The worldwide pandemic has left us all facing a few challenges, so I ask Bill for his opinion on the lie of the land for hospitality and travel. “Really there is no such thing as a challenge, just the way of looking at things. Sometimes all you need is a change in perspective. Six weeks ago I thought working from home would be a disaster, instead we are thriving and I am finding out where the true gems lie in my design team.” He adds, “I think following COVID 19 we will clear away the junk when we approach travel – completely rethink it in terms of where we go, and why we go there. I am sure that I will travel less post crisis, and I am sure that I am not the only one; I hope people will see the impact that less travel has on the natural environment and be more selective about where they go – it is a plus. The more ‘monied’ people have for a long time already been seeking places that are more remote and lost in deep nature. I think this will become more sought after and perhaps more accessible – hopefully not at a detriment to those places. I think social distancing will remain with us for years.”

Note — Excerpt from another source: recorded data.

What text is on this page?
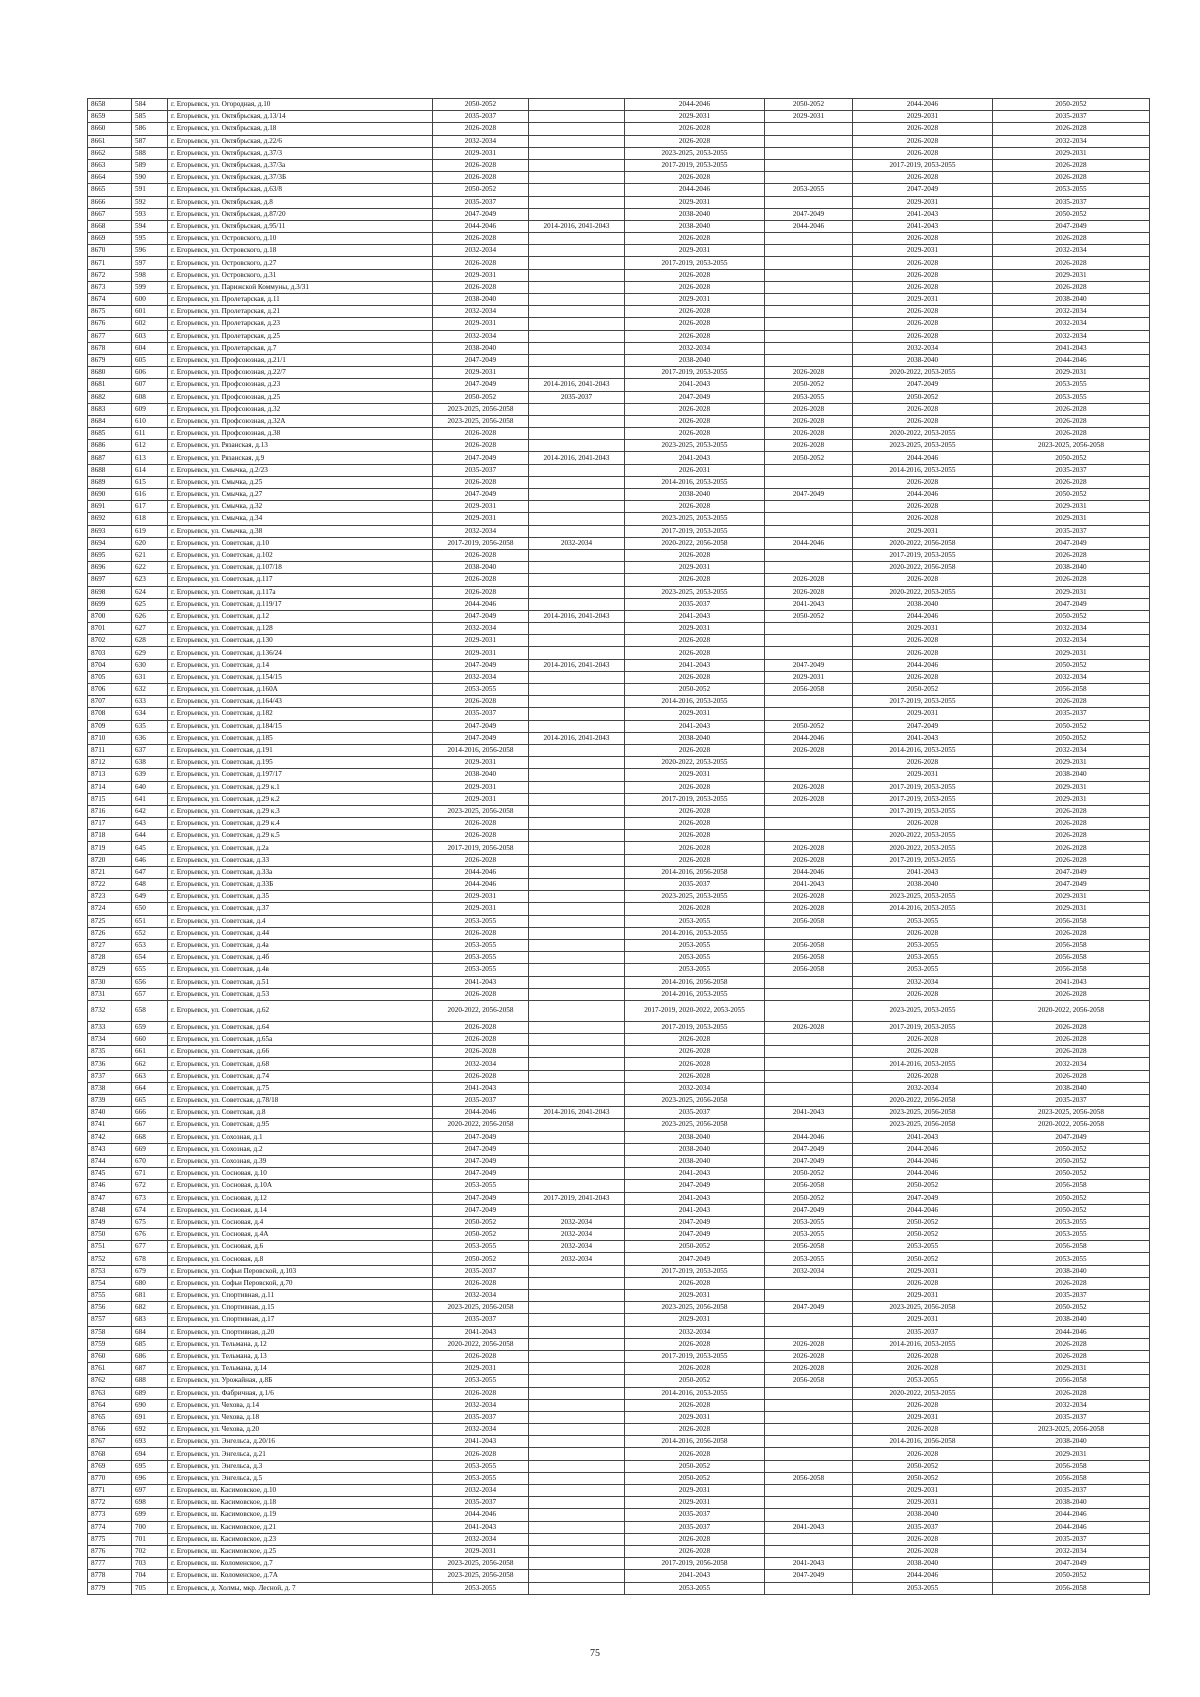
8658	584	г. Егорьевск, ул. Огородная, д.10	2050-2052		2044-2046	2050-2052	2044-2046	2050-2052
8659	585	г. Егорьевск, ул. Октябрьская, д.13/14	2035-2037		2029-2031	2029-2031	2029-2031	2035-2037
8660	586	г. Егорьевск, ул. Октябрьская, д.18	2026-2028		2026-2028		2026-2028	2026-2028
8661	587	г. Егорьевск, ул. Октябрьская, д.22/6	2032-2034		2026-2028		2026-2028	2032-2034
8662	588	г. Егорьевск, ул. Октябрьская, д.37/3	2029-2031		2023-2025, 2053-2055		2026-2028	2029-2031
8663	589	г. Егорьевск, ул. Октябрьская, д.37/3а	2026-2028		2017-2019, 2053-2055		2017-2019, 2053-2055	2026-2028
8664	590	г. Егорьевск, ул. Октябрьская, д.37/3Б	2026-2028		2026-2028		2026-2028	2026-2028
8665	591	г. Егорьевск, ул. Октябрьская, д.63/8	2050-2052		2044-2046	2053-2055	2047-2049	2053-2055
8666	592	г. Егорьевск, ул. Октябрьская, д.8	2035-2037		2029-2031		2029-2031	2035-2037
8667	593	г. Егорьевск, ул. Октябрьская, д.87/20	2047-2049		2038-2040	2047-2049	2041-2043	2050-2052
8668	594	г. Егорьевск, ул. Октябрьская, д.95/11	2044-2046	2014-2016, 2041-2043	2038-2040	2044-2046	2041-2043	2047-2049
8669	595	г. Егорьевск, ул. Островского, д.10	2026-2028		2026-2028		2026-2028	2026-2028
8670	596	г. Егорьевск, ул. Островского, д.18	2032-2034		2029-2031		2029-2031	2032-2034
8671	597	г. Егорьевск, ул. Островского, д.27	2026-2028		2017-2019, 2053-2055		2026-2028	2026-2028
8672	598	г. Егорьевск, ул. Островского, д.31	2029-2031		2026-2028		2026-2028	2029-2031
8673	599	г. Егорьевск, ул. Парижской Коммуны, д.3/31	2026-2028		2026-2028		2026-2028	2026-2028
8674	600	г. Егорьевск, ул. Пролетарская, д.11	2038-2040		2029-2031		2029-2031	2038-2040
8675	601	г. Егорьевск, ул. Пролетарская, д.21	2032-2034		2026-2028		2026-2028	2032-2034
8676	602	г. Егорьевск, ул. Пролетарская, д.23	2029-2031		2026-2028		2026-2028	2032-2034
8677	603	г. Егорьевск, ул. Пролетарская, д.25	2032-2034		2026-2028		2026-2028	2032-2034
8678	604	г. Егорьевск, ул. Пролетарская, д.7	2038-2040		2032-2034		2032-2034	2041-2043
8679	605	г. Егорьевск, ул. Профсоюзная, д.21/1	2047-2049		2038-2040		2038-2040	2044-2046
8680	606	г. Егорьевск, ул. Профсоюзная, д.22/7	2029-2031		2017-2019, 2053-2055	2026-2028	2020-2022, 2053-2055	2029-2031
8681	607	г. Егорьевск, ул. Профсоюзная, д.23	2047-2049	2014-2016, 2041-2043	2041-2043	2050-2052	2047-2049	2053-2055
8682	608	г. Егорьевск, ул. Профсоюзная, д.25	2050-2052	2035-2037	2047-2049	2053-2055	2050-2052	2053-2055
8683	609	г. Егорьевск, ул. Профсоюзная, д.32	2023-2025, 2056-2058		2026-2028	2026-2028	2026-2028	2026-2028
8684	610	г. Егорьевск, ул. Профсоюзная, д.32А	2023-2025, 2056-2058		2026-2028	2026-2028	2026-2028	2026-2028
8685	611	г. Егорьевск, ул. Профсоюзная, д.38	2026-2028		2026-2028	2026-2028	2020-2022, 2053-2055	2026-2028
8686	612	г. Егорьевск, ул. Рязанская, д.13	2026-2028		2023-2025, 2053-2055	2026-2028	2023-2025, 2053-2055	2023-2025, 2056-2058
8687	613	г. Егорьевск, ул. Рязанская, д.9	2047-2049	2014-2016, 2041-2043	2041-2043	2050-2052	2044-2046	2050-2052
8688	614	г. Егорьевск, ул. Смычка, д.2/23	2035-2037		2026-2031		2014-2016, 2053-2055	2035-2037
8689	615	г. Егорьевск, ул. Смычка, д.25	2026-2028		2014-2016, 2053-2055		2026-2028	2026-2028
8690	616	г. Егорьевск, ул. Смычка, д.27	2047-2049		2038-2040	2047-2049	2044-2046	2050-2052
8691	617	г. Егорьевск, ул. Смычка, д.32	2029-2031		2026-2028		2026-2028	2029-2031
8692	618	г. Егорьевск, ул. Смычка, д.34	2029-2031		2023-2025, 2053-2055		2026-2028	2029-2031
8693	619	г. Егорьевск, ул. Смычка, д.38	2032-2034		2017-2019, 2053-2055		2029-2031	2035-2037
8694	620	г. Егорьевск, ул. Советская, д.10	2017-2019, 2056-2058	2032-2034	2020-2022, 2056-2058	2044-2046	2020-2022, 2056-2058	2047-2049
8695	621	г. Егорьевск, ул. Советская, д.102	2026-2028		2026-2028		2017-2019, 2053-2055	2026-2028
8696	622	г. Егорьевск, ул. Советская, д.107/18	2038-2040		2029-2031		2020-2022, 2056-2058	2038-2040
8697	623	г. Егорьевск, ул. Советская, д.117	2026-2028		2026-2028	2026-2028	2026-2028	2026-2028
8698	624	г. Егорьевск, ул. Советская, д.117а	2026-2028		2023-2025, 2053-2055	2026-2028	2020-2022, 2053-2055	2029-2031
8699	625	г. Егорьевск, ул. Советская, д.119/17	2044-2046		2035-2037	2041-2043	2038-2040	2047-2049
8700	626	г. Егорьевск, ул. Советская, д.12	2047-2049	2014-2016, 2041-2043	2041-2043	2050-2052	2044-2046	2050-2052
8701	627	г. Егорьевск, ул. Советская, д.128	2032-2034		2029-2031		2029-2031	2032-2034
8702	628	г. Егорьевск, ул. Советская, д.130	2029-2031		2026-2028		2026-2028	2032-2034
8703	629	г. Егорьевск, ул. Советская, д.136/24	2029-2031		2026-2028		2026-2028	2029-2031
8704	630	г. Егорьевск, ул. Советская, д.14	2047-2049	2014-2016, 2041-2043	2041-2043	2047-2049	2044-2046	2050-2052
8705	631	г. Егорьевск, ул. Советская, д.154/15	2032-2034		2026-2028	2029-2031	2026-2028	2032-2034
8706	632	г. Егорьевск, ул. Советская, д.160А	2053-2055		2050-2052	2056-2058	2050-2052	2056-2058
8707	633	г. Егорьевск, ул. Советская, д.164/43	2026-2028		2014-2016, 2053-2055		2017-2019, 2053-2055	2026-2028
8708	634	г. Егорьевск, ул. Советская, д.182	2035-2037		2029-2031		2029-2031	2035-2037
8709	635	г. Егорьевск, ул. Советская, д.184/15	2047-2049		2041-2043	2050-2052	2047-2049	2050-2052
8710	636	г. Егорьевск, ул. Советская, д.185	2047-2049	2014-2016, 2041-2043	2038-2040	2044-2046	2041-2043	2050-2052
8711	637	г. Егорьевск, ул. Советская, д.191	2014-2016, 2056-2058		2026-2028	2026-2028	2014-2016, 2053-2055	2032-2034
8712	638	г. Егорьевск, ул. Советская, д.195	2029-2031		2020-2022, 2053-2055		2026-2028	2029-2031
8713	639	г. Егорьевск, ул. Советская, д.197/17	2038-2040		2029-2031		2029-2031	2038-2040
8714	640	г. Егорьевск, ул. Советская, д.29 к.1	2029-2031		2026-2028	2026-2028	2017-2019, 2053-2055	2029-2031
8715	641	г. Егорьевск, ул. Советская, д.29 к.2	2029-2031		2017-2019, 2053-2055	2026-2028	2017-2019, 2053-2055	2029-2031
8716	642	г. Егорьевск, ул. Советская, д.29 к.3	2023-2025, 2056-2058		2026-2028		2017-2019, 2053-2055	2026-2028
8717	643	г. Егорьевск, ул. Советская, д.29 к.4	2026-2028		2026-2028		2026-2028	2026-2028
8718	644	г. Егорьевск, ул. Советская, д.29 к.5	2026-2028		2026-2028		2020-2022, 2053-2055	2026-2028
8719	645	г. Егорьевск, ул. Советская, д.2а	2017-2019, 2056-2058		2026-2028	2026-2028	2020-2022, 2053-2055	2026-2028
8720	646	г. Егорьевск, ул. Советская, д.33	2026-2028		2026-2028	2026-2028	2017-2019, 2053-2055	2026-2028
8721	647	г. Егорьевск, ул. Советская, д.33а	2044-2046		2014-2016, 2056-2058	2044-2046	2041-2043	2047-2049
8722	648	г. Егорьевск, ул. Советская, д.33Б	2044-2046		2035-2037	2041-2043	2038-2040	2047-2049
8723	649	г. Егорьевск, ул. Советская, д.35	2029-2031		2023-2025, 2053-2055	2026-2028	2023-2025, 2053-2055	2029-2031
8724	650	г. Егорьевск, ул. Советская, д.37	2029-2031		2026-2028	2026-2028	2014-2016, 2053-2055	2029-2031
8725	651	г. Егорьевск, ул. Советская, д.4	2053-2055		2053-2055	2056-2058	2053-2055	2056-2058
8726	652	г. Егорьевск, ул. Советская, д.44	2026-2028		2014-2016, 2053-2055		2026-2028	2026-2028
8727	653	г. Егорьевск, ул. Советская, д.4а	2053-2055		2053-2055	2056-2058	2053-2055	2056-2058
8728	654	г. Егорьевск, ул. Советская, д.4б	2053-2055		2053-2055	2056-2058	2053-2055	2056-2058
8729	655	г. Егорьевск, ул. Советская, д.4в	2053-2055		2053-2055	2056-2058	2053-2055	2056-2058
8730	656	г. Егорьевск, ул. Советская, д.51	2041-2043		2014-2016, 2056-2058		2032-2034	2041-2043
8731	657	г. Егорьевск, ул. Советская, д.53	2026-2028		2014-2016, 2053-2055		2026-2028	2026-2028
8732	658	г. Егорьевск, ул. Советская, д.62	2020-2022, 2056-2058		2017-2019, 2020-2022, 2053-2055		2023-2025, 2053-2055	2020-2022, 2056-2058
8733	659	г. Егорьевск, ул. Советская, д.64	2026-2028		2017-2019, 2053-2055	2026-2028	2017-2019, 2053-2055	2026-2028
8734	660	г. Егорьевск, ул. Советская, д.65а	2026-2028		2026-2028		2026-2028	2026-2028
8735	661	г. Егорьевск, ул. Советская, д.66	2026-2028		2026-2028		2026-2028	2026-2028
8736	662	г. Егорьевск, ул. Советская, д.68	2032-2034		2026-2028		2014-2016, 2053-2055	2032-2034
8737	663	г. Егорьевск, ул. Советская, д.74	2026-2028		2026-2028		2026-2028	2026-2028
8738	664	г. Егорьевск, ул. Советская, д.75	2041-2043		2032-2034		2032-2034	2038-2040
8739	665	г. Егорьевск, ул. Советская, д.78/18	2035-2037		2023-2025, 2056-2058		2020-2022, 2056-2058	2035-2037
8740	666	г. Егорьевск, ул. Советская, д.8	2044-2046	2014-2016, 2041-2043	2035-2037	2041-2043	2023-2025, 2056-2058	2023-2025, 2056-2058
8741	667	г. Егорьевск, ул. Советская, д.95	2020-2022, 2056-2058		2023-2025, 2056-2058		2023-2025, 2056-2058	2020-2022, 2056-2058
8742	668	г. Егорьевск, ул. Сохозная, д.1	2047-2049		2038-2040	2044-2046	2041-2043	2047-2049
8743	669	г. Егорьевск, ул. Сохозная, д.2	2047-2049		2038-2040	2047-2049	2044-2046	2050-2052
8744	670	г. Егорьевск, ул. Сохозная, д.39	2047-2049		2038-2040	2047-2049	2044-2046	2050-2052
8745	671	г. Егорьевск, ул. Сосновая, д.10	2047-2049		2041-2043	2050-2052	2044-2046	2050-2052
8746	672	г. Егорьевск, ул. Сосновая, д.10А	2053-2055		2047-2049	2056-2058	2050-2052	2056-2058
8747	673	г. Егорьевск, ул. Сосновая, д.12	2047-2049	2017-2019, 2041-2043	2041-2043	2050-2052	2047-2049	2050-2052
8748	674	г. Егорьевск, ул. Сосновая, д.14	2047-2049		2041-2043	2047-2049	2044-2046	2050-2052
8749	675	г. Егорьевск, ул. Сосновая, д.4	2050-2052	2032-2034	2047-2049	2053-2055	2050-2052	2053-2055
8750	676	г. Егорьевск, ул. Сосновая, д.4А	2050-2052	2032-2034	2047-2049	2053-2055	2050-2052	2053-2055
8751	677	г. Егорьевск, ул. Сосновая, д.6	2053-2055	2032-2034	2050-2052	2056-2058	2053-2055	2056-2058
8752	678	г. Егорьевск, ул. Сосновая, д.8	2050-2052	2032-2034	2047-2049	2053-2055	2050-2052	2053-2055
8753	679	г. Егорьевск, ул. Софьи Перовской, д.103	2035-2037		2017-2019, 2053-2055	2032-2034	2029-2031	2038-2040
8754	680	г. Егорьевск, ул. Софьи Перовской, д.70	2026-2028		2026-2028		2026-2028	2026-2028
8755	681	г. Егорьевск, ул. Спортивная, д.11	2032-2034		2029-2031		2029-2031	2035-2037
8756	682	г. Егорьевск, ул. Спортивная, д.15	2023-2025, 2056-2058		2023-2025, 2056-2058	2047-2049	2023-2025, 2056-2058	2050-2052
8757	683	г. Егорьевск, ул. Спортивная, д.17	2035-2037		2029-2031		2029-2031	2038-2040
8758	684	г. Егорьевск, ул. Спортивная, д.20	2041-2043		2032-2034		2035-2037	2044-2046
8759	685	г. Егорьевск, ул. Тельмана, д.12	2020-2022, 2056-2058		2026-2028	2026-2028	2014-2016, 2053-2055	2026-2028
8760	686	г. Егорьевск, ул. Тельмана, д.13	2026-2028		2017-2019, 2053-2055	2026-2028	2026-2028	2026-2028
8761	687	г. Егорьевск, ул. Тельмана, д.14	2029-2031		2026-2028	2026-2028	2026-2028	2029-2031
8762	688	г. Егорьевск, ул. Урожайная, д.8Б	2053-2055		2050-2052	2056-2058	2053-2055	2056-2058
8763	689	г. Егорьевск, ул. Фабричная, д.1/6	2026-2028		2014-2016, 2053-2055		2020-2022, 2053-2055	2026-2028
8764	690	г. Егорьевск, ул. Чехова, д.14	2032-2034		2026-2028		2026-2028	2032-2034
8765	691	г. Егорьевск, ул. Чехова, д.18	2035-2037		2029-2031		2029-2031	2035-2037
8766	692	г. Егорьевск, ул. Чехова, д.20	2032-2034		2026-2028		2026-2028	2023-2025, 2056-2058
8767	693	г. Егорьевск, ул. Энгельса, д.20/16	2041-2043		2014-2016, 2056-2058		2014-2016, 2056-2058	2038-2040
8768	694	г. Егорьевск, ул. Энгельса, д.21	2026-2028		2026-2028		2026-2028	2029-2031
8769	695	г. Егорьевск, ул. Энгельса, д.3	2053-2055		2050-2052		2050-2052	2056-2058
8770	696	г. Егорьевск, ул. Энгельса, д.5	2053-2055		2050-2052	2056-2058	2050-2052	2056-2058
8771	697	г. Егорьевск, ш. Касимовское, д.10	2032-2034		2029-2031		2029-2031	2035-2037
8772	698	г. Егорьевск, ш. Касимовское, д.18	2035-2037		2029-2031		2029-2031	2038-2040
8773	699	г. Егорьевск, ш. Касимовское, д.19	2044-2046		2035-2037		2038-2040	2044-2046
8774	700	г. Егорьевск, ш. Касимовское, д.21	2041-2043		2035-2037	2041-2043	2035-2037	2044-2046
8775	701	г. Егорьевск, ш. Касимовское, д.23	2032-2034		2026-2028		2026-2028	2035-2037
8776	702	г. Егорьевск, ш. Касимовское, д.25	2029-2031		2026-2028		2026-2028	2032-2034
8777	703	г. Егорьевск, ш. Коломенское, д.7	2023-2025, 2056-2058		2017-2019, 2056-2058	2041-2043	2038-2040	2047-2049
8778	704	г. Егорьевск, ш. Коломенское, д.7А	2023-2025, 2056-2058		2041-2043	2047-2049	2044-2046	2050-2052
8779	705	г. Егорьевск, д. Холмы, мкр. Лесной, д. 7	2053-2055		2053-2055		2053-2055	2056-2058
75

It’s evident the pandemic hasn’t effected Bill’s work though as the studio and his team continue to work on more exciting projects. Bill tells me they’re currently working on the new Sukhothai in Bangkok on the riverside, where villas have their own private pool right in the heart of the city, as well as a surfing resort on the coast in China, a beautiful Capella hotel in Hanoi that celebrates life around the Opera House (actors, opera singers and set designers) at the turn of the century. Then there’s World Wild – an ambitious project that if successful will be the first of its kind. “World Wild is a special one set in China. It is going to be a set of seven hotels and a great deal of land where the animals are free and the people are in cages.. how about that!” Bill says gleefully. It’s worth pointing out that the ‘cages’ Bill speaks of will actually be very nice hotels! “We were approached by a good client of ours to design a zoo with some 2,000 plus hotel rooms on a chunk of land bigger than Central Park – naturally, I was intrigued. However, I am not a fan of zoos and asked for some time to come up with something better. After visiting as many zoos and animal parks as I could in China, I went back to my client with the idea to dedicate 95% of his land for animals to run free, and 5% of the land for people to observe animals – but stay confined to that 5%, in ‘viewing cages’ for people: in other words, hotels, which in this case will involve Conrad and Hilton. My dream is that the mistreated animals of over-populated zoos in China could run free here.” The plans for the site are like nothing I’ve ever seen before, but if anyone can pull something like this off, I’m certain it has to be Bill.

Celebrating BENSLEY’s 30th anniversary this year Bill tells me he hopes the team will be able to celebrate when they can all be together again but that ultimately he wants to continue the studio’s good work. “My ambition for BENSLEY is that we keep challenging ourselves. There are many nice things that folks say about our resorts. My fear is if I start believing them I may become complacent and satisfied. I genuinely want to stay hungry and work hard to destroy the boundaries of today’s field of hospitality. I do believe that our best work is yet to come.”